An inquiry is ongoing into how hundreds of sub-postmasters were wrongly convicted due to faulty software.
Once the inquiry has "established all the facts", then the government will act, a spokesperson said.
It comes after Fujitsu Europe's boss said the firm has a "moral obligation" to provide compensation.
Ms Badenoch made the request in a letter to the global chief executive of Fujitsu, Takahito Tokita.
A spokesman for Prime Minister Rishi Sunak said that the enquiry would establish responsibility for the scandal.
"The inquiry does need to establish the facts, but we're keen to be as prepared as possible to act at the appropriate point," the spokesman said.
"It's important that we don't do anything that would jeopardise our approach and we will set up these discussions so that we can move as quickly as possible, but it's right that we establish culpability fully," he added.
Over a 15-year period, more than 700 branch managers were convicted of false accounting, theft and fraud, based on faulty software which made it appear as though money was missing from their branches.
The Post Office also forced at least 4,000 branch managers to pay back cash based on the flawed data.
The inquiry into the scandal began in 2021, and is chaired by retired judge Sir Wyn Williams.
It heard from Fujitsu staff on Wednesday who were concerned they would be "hauled over the coals" after realising the Post Office was using "manipulated" audit data to investigate sub-postmasters.
John Simpkins, a team leader in Fujitsu's software support centre (SSC), accepted that the team he worked in "downed tools" after learning the Post Office was using data that had "relevant" material missing in its criminal investigations.
The filtered data did not include information about what a Post Office counter can sell, how much it would sell it at, and the steps taken during transactions.

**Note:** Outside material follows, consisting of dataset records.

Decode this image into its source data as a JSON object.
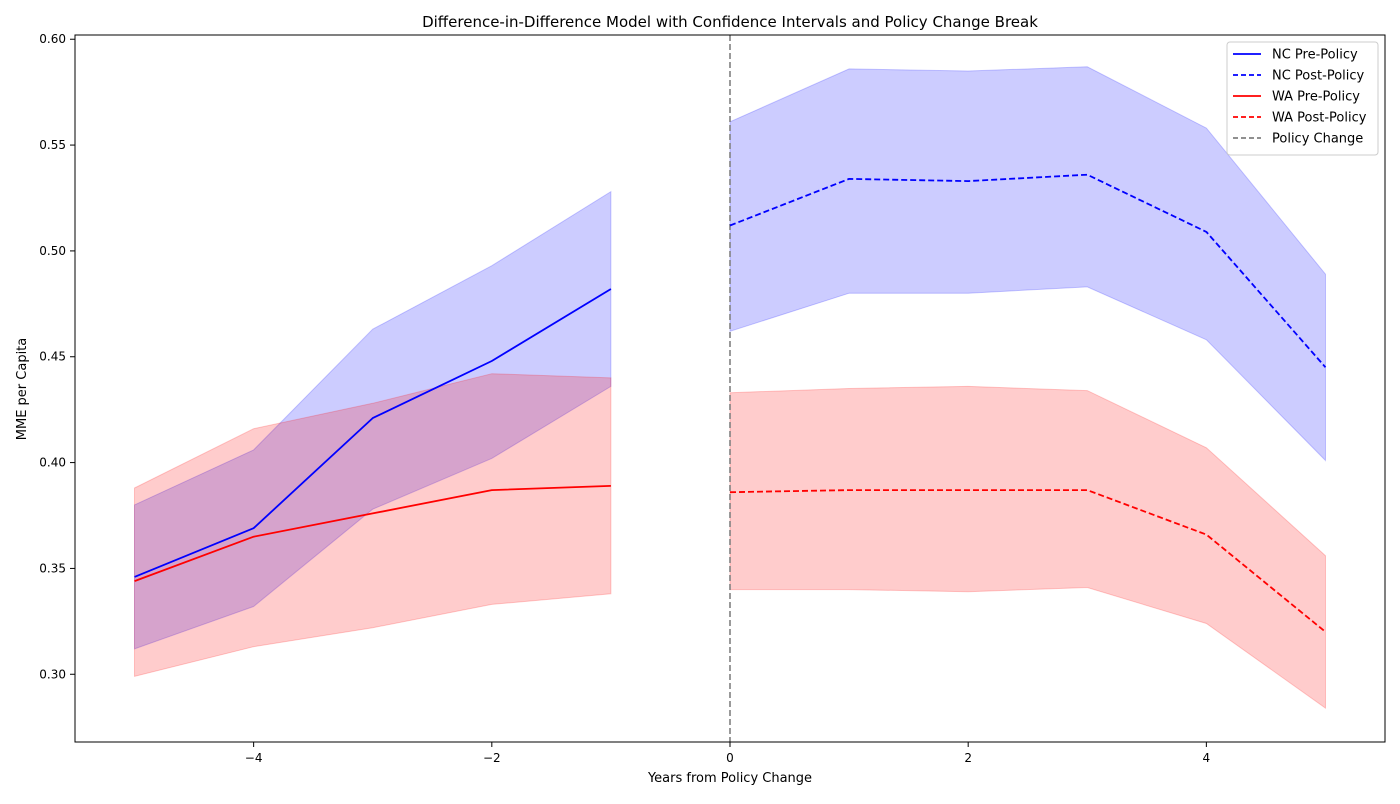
{
  "chart_data": {
    "type": "line",
    "title": "Difference-in-Difference Model with Confidence Intervals and Policy Change Break",
    "xlabel": "Years from Policy Change",
    "ylabel": "MME per Capita",
    "xlim": [
      -5.5,
      5.5
    ],
    "ylim": [
      0.268,
      0.602
    ],
    "xticks": [
      -4,
      -2,
      0,
      2,
      4
    ],
    "xtick_labels": [
      "−4",
      "−2",
      "0",
      "2",
      "4"
    ],
    "yticks": [
      0.3,
      0.35,
      0.4,
      0.45,
      0.5,
      0.55,
      0.6
    ],
    "ytick_labels": [
      "0.30",
      "0.35",
      "0.40",
      "0.45",
      "0.50",
      "0.55",
      "0.60"
    ],
    "grid": false,
    "legend_position": "top-right",
    "series": [
      {
        "name": "NC Pre-Policy",
        "color": "#0000ff",
        "linestyle": "solid",
        "x": [
          -5,
          -4,
          -3,
          -2,
          -1
        ],
        "y": [
          0.346,
          0.369,
          0.421,
          0.448,
          0.482
        ],
        "ci_lower": [
          0.312,
          0.332,
          0.378,
          0.402,
          0.436
        ],
        "ci_upper": [
          0.38,
          0.406,
          0.463,
          0.493,
          0.528
        ]
      },
      {
        "name": "NC Post-Policy",
        "color": "#0000ff",
        "linestyle": "dashed",
        "x": [
          0,
          1,
          2,
          3,
          4,
          5
        ],
        "y": [
          0.512,
          0.534,
          0.533,
          0.536,
          0.509,
          0.445
        ],
        "ci_lower": [
          0.462,
          0.48,
          0.48,
          0.483,
          0.458,
          0.401
        ],
        "ci_upper": [
          0.561,
          0.586,
          0.585,
          0.587,
          0.558,
          0.489
        ]
      },
      {
        "name": "WA Pre-Policy",
        "color": "#ff0000",
        "linestyle": "solid",
        "x": [
          -5,
          -4,
          -3,
          -2,
          -1
        ],
        "y": [
          0.344,
          0.365,
          0.376,
          0.387,
          0.389
        ],
        "ci_lower": [
          0.299,
          0.313,
          0.322,
          0.333,
          0.338
        ],
        "ci_upper": [
          0.388,
          0.416,
          0.428,
          0.442,
          0.44
        ]
      },
      {
        "name": "WA Post-Policy",
        "color": "#ff0000",
        "linestyle": "dashed",
        "x": [
          0,
          1,
          2,
          3,
          4,
          5
        ],
        "y": [
          0.386,
          0.387,
          0.387,
          0.387,
          0.366,
          0.32
        ],
        "ci_lower": [
          0.34,
          0.34,
          0.339,
          0.341,
          0.324,
          0.284
        ],
        "ci_upper": [
          0.433,
          0.435,
          0.436,
          0.434,
          0.407,
          0.356
        ]
      }
    ],
    "vline": {
      "name": "Policy Change",
      "x": 0,
      "color": "#808080",
      "linestyle": "dashed"
    },
    "ci_fill_colors": {
      "nc": "#0000ff",
      "wa": "#ff0000"
    }
  }
}
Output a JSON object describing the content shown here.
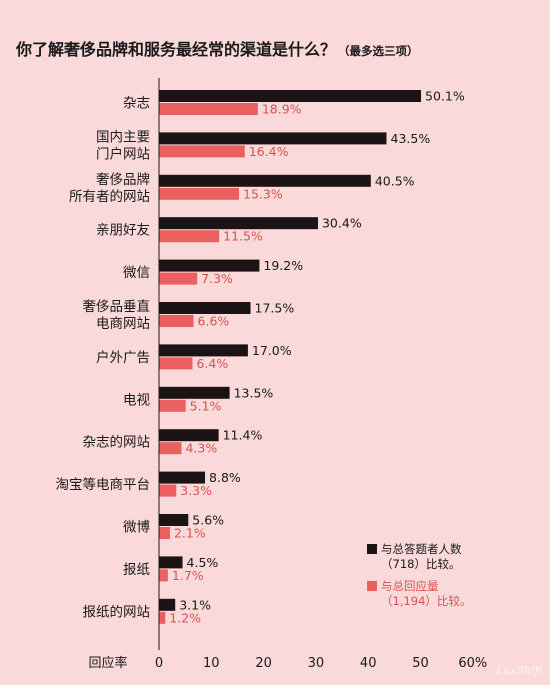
{
  "title": "你了解奢侈品牌和服务最经常的渠道是什么？",
  "subtitle": "（最多选三项）",
  "colors": {
    "series1": "#1c1414",
    "series2": "#ec5f5f",
    "series2_text": "#d9534f",
    "background": "#f9d9d9"
  },
  "chart_data": {
    "type": "bar",
    "orientation": "horizontal",
    "title": "你了解奢侈品牌和服务最经常的渠道是什么？（最多选三项）",
    "xlabel": "回应率",
    "xlim": [
      0,
      60
    ],
    "xticks": [
      "0",
      "10",
      "20",
      "30",
      "40",
      "50",
      "60%"
    ],
    "categories": [
      [
        "杂志"
      ],
      [
        "国内主要",
        "门户网站"
      ],
      [
        "奢侈品牌",
        "所有者的网站"
      ],
      [
        "亲朋好友"
      ],
      [
        "微信"
      ],
      [
        "奢侈品垂直",
        "电商网站"
      ],
      [
        "户外广告"
      ],
      [
        "电视"
      ],
      [
        "杂志的网站"
      ],
      [
        "淘宝等电商平台"
      ],
      [
        "微博"
      ],
      [
        "报纸"
      ],
      [
        "报纸的网站"
      ]
    ],
    "series": [
      {
        "name": "与总答题者人数（718）比较。",
        "legend_lines": [
          "与总答题者人数",
          "（718）比较。"
        ],
        "values": [
          50.1,
          43.5,
          40.5,
          30.4,
          19.2,
          17.5,
          17.0,
          13.5,
          11.4,
          8.8,
          5.6,
          4.5,
          3.1
        ],
        "labels": [
          "50.1%",
          "43.5%",
          "40.5%",
          "30.4%",
          "19.2%",
          "17.5%",
          "17.0%",
          "13.5%",
          "11.4%",
          "8.8%",
          "5.6%",
          "4.5%",
          "3.1%"
        ]
      },
      {
        "name": "与总回应量（1,194）比较。",
        "legend_lines": [
          "与总回应量",
          "（1,194）比较。"
        ],
        "values": [
          18.9,
          16.4,
          15.3,
          11.5,
          7.3,
          6.6,
          6.4,
          5.1,
          4.3,
          3.3,
          2.1,
          1.7,
          1.2
        ],
        "labels": [
          "18.9%",
          "16.4%",
          "15.3%",
          "11.5%",
          "7.3%",
          "6.6%",
          "6.4%",
          "5.1%",
          "4.3%",
          "3.3%",
          "2.1%",
          "1.7%",
          "1.2%"
        ]
      }
    ],
    "legend_position": "bottom-right",
    "grid": false
  },
  "watermark": "LuxShifi"
}
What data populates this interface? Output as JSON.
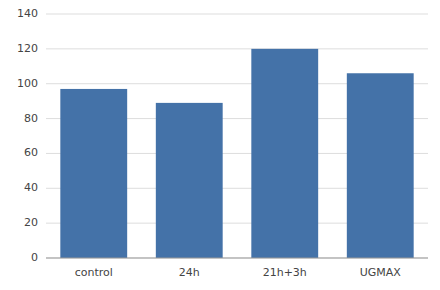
{
  "chart_data": {
    "type": "bar",
    "categories": [
      "control",
      "24h",
      "21h+3h",
      "UGMAX"
    ],
    "values": [
      97,
      89,
      120,
      106
    ],
    "color": "#4472a8",
    "ylim": [
      0,
      140
    ],
    "yticks": [
      0,
      20,
      40,
      60,
      80,
      100,
      120,
      140
    ],
    "grid": true
  }
}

He told the inquiry: "The SSC decided we're not happy doing this filtration if it's going to be used in court cases and we stopped."
Counsel to the inquiry Jason Beer KC then asked: "Why weren't you happy?"
Mr Simpkins replied that the team "thought that if we were making the filter choices, they may want someone to come up and explain exactly why in a court case."
The Metropolitan Police has launched a criminal probe into the scandal, with its Commissioner Sir Mark Rowley telling LBC on Wednesday that the investigation will run until at least 2026.
"We're now working with police forces across the country to pull together what will have to be a national investigation," he said, adding that "there are tens of millions of documents to be worked through".